NIAUR has confirmed in its information note of 6 February 2019 that "in a “no deal” Brexit, all market participants entering into transactions, or placing orders to trade, in wholesale energy products where delivery is within the SEM, will be required to register with the Utility Regulator (UR) within four weeks of EU exit. However, the UR recognises the existing registration of all currently registered market participants in accordance with REMIT Article 9(1) and therefore participants registered with either CRU, Ofgem or with an NRA of an EU Member State, will not need to re-register until otherwise directed by the Utility Regulator."
Market participants who trade in I-SEM and who are currently registered for REMIT with NIAUR or Ofgem will not need to do anything immediately in order to satisfy UK or Northern Ireland law. Nevertheless, it does not appear that ACER is minded to recognise existing registrations of market participants with Ofgem or NIAUR and so it seems that they will need to be re-register with another NRA immediately post Brexit unless transitional arrangements are agreed.
This has implications for market participants who trade in I-SEM as post Brexit they may find that they need to register separately with NIAUR in order to comply with NI law and CRU in order to comply with EU law.
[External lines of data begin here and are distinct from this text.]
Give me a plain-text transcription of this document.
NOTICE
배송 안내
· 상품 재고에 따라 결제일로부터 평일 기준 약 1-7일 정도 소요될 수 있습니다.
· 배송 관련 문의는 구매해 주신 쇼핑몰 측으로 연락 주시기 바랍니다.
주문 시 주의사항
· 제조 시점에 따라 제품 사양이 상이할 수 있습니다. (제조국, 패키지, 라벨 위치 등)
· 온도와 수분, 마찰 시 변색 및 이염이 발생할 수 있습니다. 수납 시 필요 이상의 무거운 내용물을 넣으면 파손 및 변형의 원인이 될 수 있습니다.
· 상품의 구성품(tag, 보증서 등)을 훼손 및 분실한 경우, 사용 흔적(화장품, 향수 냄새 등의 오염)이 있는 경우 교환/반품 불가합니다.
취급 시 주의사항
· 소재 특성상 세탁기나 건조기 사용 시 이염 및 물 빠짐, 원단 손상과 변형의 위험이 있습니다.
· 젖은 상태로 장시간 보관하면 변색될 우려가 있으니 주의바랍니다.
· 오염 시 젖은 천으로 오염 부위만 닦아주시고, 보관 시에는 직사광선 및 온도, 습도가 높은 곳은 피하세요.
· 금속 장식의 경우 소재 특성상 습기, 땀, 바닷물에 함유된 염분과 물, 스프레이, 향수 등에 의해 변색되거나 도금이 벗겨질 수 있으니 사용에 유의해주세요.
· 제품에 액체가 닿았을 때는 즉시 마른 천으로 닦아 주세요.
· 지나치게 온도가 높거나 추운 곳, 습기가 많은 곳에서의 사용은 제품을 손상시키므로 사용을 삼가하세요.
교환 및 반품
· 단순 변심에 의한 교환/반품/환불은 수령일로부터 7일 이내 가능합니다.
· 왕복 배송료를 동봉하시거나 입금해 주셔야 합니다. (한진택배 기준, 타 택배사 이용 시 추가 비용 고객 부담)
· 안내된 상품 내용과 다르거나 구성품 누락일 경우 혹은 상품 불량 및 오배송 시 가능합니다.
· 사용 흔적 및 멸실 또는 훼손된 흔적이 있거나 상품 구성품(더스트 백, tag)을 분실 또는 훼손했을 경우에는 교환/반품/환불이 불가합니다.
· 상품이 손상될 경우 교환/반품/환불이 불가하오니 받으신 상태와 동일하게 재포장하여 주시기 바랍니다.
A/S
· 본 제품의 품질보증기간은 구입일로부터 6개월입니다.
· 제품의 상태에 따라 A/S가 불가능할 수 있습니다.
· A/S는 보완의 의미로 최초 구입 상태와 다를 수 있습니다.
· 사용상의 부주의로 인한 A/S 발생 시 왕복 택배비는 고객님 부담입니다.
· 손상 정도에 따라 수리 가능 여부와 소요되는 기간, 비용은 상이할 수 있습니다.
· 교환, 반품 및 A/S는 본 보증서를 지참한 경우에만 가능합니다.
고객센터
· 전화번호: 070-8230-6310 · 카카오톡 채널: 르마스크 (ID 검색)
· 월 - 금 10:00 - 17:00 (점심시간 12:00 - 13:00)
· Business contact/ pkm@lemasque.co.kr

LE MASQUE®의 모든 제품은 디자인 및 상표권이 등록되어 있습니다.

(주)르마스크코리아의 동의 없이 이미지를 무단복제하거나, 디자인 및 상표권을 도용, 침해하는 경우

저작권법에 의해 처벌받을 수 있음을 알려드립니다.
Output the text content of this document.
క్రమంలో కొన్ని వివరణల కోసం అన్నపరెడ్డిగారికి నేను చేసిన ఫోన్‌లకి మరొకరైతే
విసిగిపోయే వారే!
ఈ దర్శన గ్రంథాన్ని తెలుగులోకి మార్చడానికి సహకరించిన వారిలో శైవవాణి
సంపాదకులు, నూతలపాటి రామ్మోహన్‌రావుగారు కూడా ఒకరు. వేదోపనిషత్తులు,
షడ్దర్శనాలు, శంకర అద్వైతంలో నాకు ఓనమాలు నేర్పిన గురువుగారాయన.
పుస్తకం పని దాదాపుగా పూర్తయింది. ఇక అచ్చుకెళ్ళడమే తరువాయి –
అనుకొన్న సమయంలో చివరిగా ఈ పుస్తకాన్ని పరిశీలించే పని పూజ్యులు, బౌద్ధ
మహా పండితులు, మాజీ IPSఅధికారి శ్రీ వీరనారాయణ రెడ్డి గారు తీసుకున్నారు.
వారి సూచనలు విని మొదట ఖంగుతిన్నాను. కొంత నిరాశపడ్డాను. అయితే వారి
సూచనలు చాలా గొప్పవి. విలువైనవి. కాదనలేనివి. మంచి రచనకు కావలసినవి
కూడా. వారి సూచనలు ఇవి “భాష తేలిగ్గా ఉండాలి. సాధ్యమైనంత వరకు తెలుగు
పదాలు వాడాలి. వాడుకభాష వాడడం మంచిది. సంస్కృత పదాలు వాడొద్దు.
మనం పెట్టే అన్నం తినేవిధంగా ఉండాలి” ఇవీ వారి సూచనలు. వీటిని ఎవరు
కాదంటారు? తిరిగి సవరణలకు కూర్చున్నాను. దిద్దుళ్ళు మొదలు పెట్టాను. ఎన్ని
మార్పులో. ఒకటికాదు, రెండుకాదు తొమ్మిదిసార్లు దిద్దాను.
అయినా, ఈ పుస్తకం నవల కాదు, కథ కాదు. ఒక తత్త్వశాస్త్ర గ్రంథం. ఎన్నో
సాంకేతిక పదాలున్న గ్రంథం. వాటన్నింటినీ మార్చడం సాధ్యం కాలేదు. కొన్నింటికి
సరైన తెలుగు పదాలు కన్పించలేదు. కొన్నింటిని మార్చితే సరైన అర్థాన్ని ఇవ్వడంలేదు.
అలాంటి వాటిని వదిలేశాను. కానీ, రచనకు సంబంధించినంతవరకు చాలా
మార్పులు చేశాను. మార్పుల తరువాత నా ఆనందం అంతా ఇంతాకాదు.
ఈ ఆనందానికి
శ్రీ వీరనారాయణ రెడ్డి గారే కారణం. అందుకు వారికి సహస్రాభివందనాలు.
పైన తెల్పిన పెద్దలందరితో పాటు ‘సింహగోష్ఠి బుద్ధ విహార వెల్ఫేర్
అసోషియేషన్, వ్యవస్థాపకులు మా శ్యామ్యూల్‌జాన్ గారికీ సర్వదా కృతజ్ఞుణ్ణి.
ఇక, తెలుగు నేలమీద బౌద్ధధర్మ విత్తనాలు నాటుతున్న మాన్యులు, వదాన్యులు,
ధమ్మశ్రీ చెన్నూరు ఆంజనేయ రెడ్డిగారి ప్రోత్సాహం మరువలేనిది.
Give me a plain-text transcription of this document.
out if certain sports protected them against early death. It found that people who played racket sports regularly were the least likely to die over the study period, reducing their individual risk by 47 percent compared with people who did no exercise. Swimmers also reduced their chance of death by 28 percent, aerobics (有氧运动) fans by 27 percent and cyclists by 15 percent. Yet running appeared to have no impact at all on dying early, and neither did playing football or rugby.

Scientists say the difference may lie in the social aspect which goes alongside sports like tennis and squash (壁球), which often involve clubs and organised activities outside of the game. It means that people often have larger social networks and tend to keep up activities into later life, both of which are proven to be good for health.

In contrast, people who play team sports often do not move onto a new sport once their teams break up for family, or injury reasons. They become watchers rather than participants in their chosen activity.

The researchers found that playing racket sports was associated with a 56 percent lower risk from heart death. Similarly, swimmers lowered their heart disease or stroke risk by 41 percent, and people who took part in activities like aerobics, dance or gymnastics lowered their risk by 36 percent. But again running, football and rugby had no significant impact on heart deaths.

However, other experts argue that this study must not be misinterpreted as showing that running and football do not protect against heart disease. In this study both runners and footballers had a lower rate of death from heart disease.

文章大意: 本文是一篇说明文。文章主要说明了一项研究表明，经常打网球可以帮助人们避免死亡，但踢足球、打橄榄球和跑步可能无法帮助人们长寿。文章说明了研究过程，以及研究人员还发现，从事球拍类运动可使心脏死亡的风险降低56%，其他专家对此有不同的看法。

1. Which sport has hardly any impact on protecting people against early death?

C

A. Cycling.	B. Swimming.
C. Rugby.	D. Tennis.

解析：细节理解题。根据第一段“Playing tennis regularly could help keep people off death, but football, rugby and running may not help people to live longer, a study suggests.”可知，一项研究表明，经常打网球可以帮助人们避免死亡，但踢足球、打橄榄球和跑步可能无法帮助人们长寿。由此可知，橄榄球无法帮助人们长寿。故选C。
As noted above, non-compliance may lead to criminal sanction.
Implications of the InterGen case for Ireland and Northern Ireland
Christian Zinglersen, director at ACER, confirmed that this was the largest ever fine issued for a REMIT breach stating "This sanction decision under REMIT sends out a clear signal and importantly contributes to the well-functioning, transparent and integer performance of wholesale energy markets."
This would suggest that other NRA's may issue similar fines in future for REMIT breaches. To date no fines have been issued for a breach of REMIT in Ireland or Northern Ireland however market participants should note that REMIT is not merely a tick box exercise and should take care put the correct systems and processes in place to comply with REMIT reporting.
Market participants will also note the importance of working with NRAs to report breaches and to takes steps to prevent reoccurrence. InterGen secured a substantial discount to the fine by admitting its breaches and as noted above National Grid received a statement of non-compliance rather than a fine. Therefore, market participants who identify a REMIT breach should engage early with their NRA.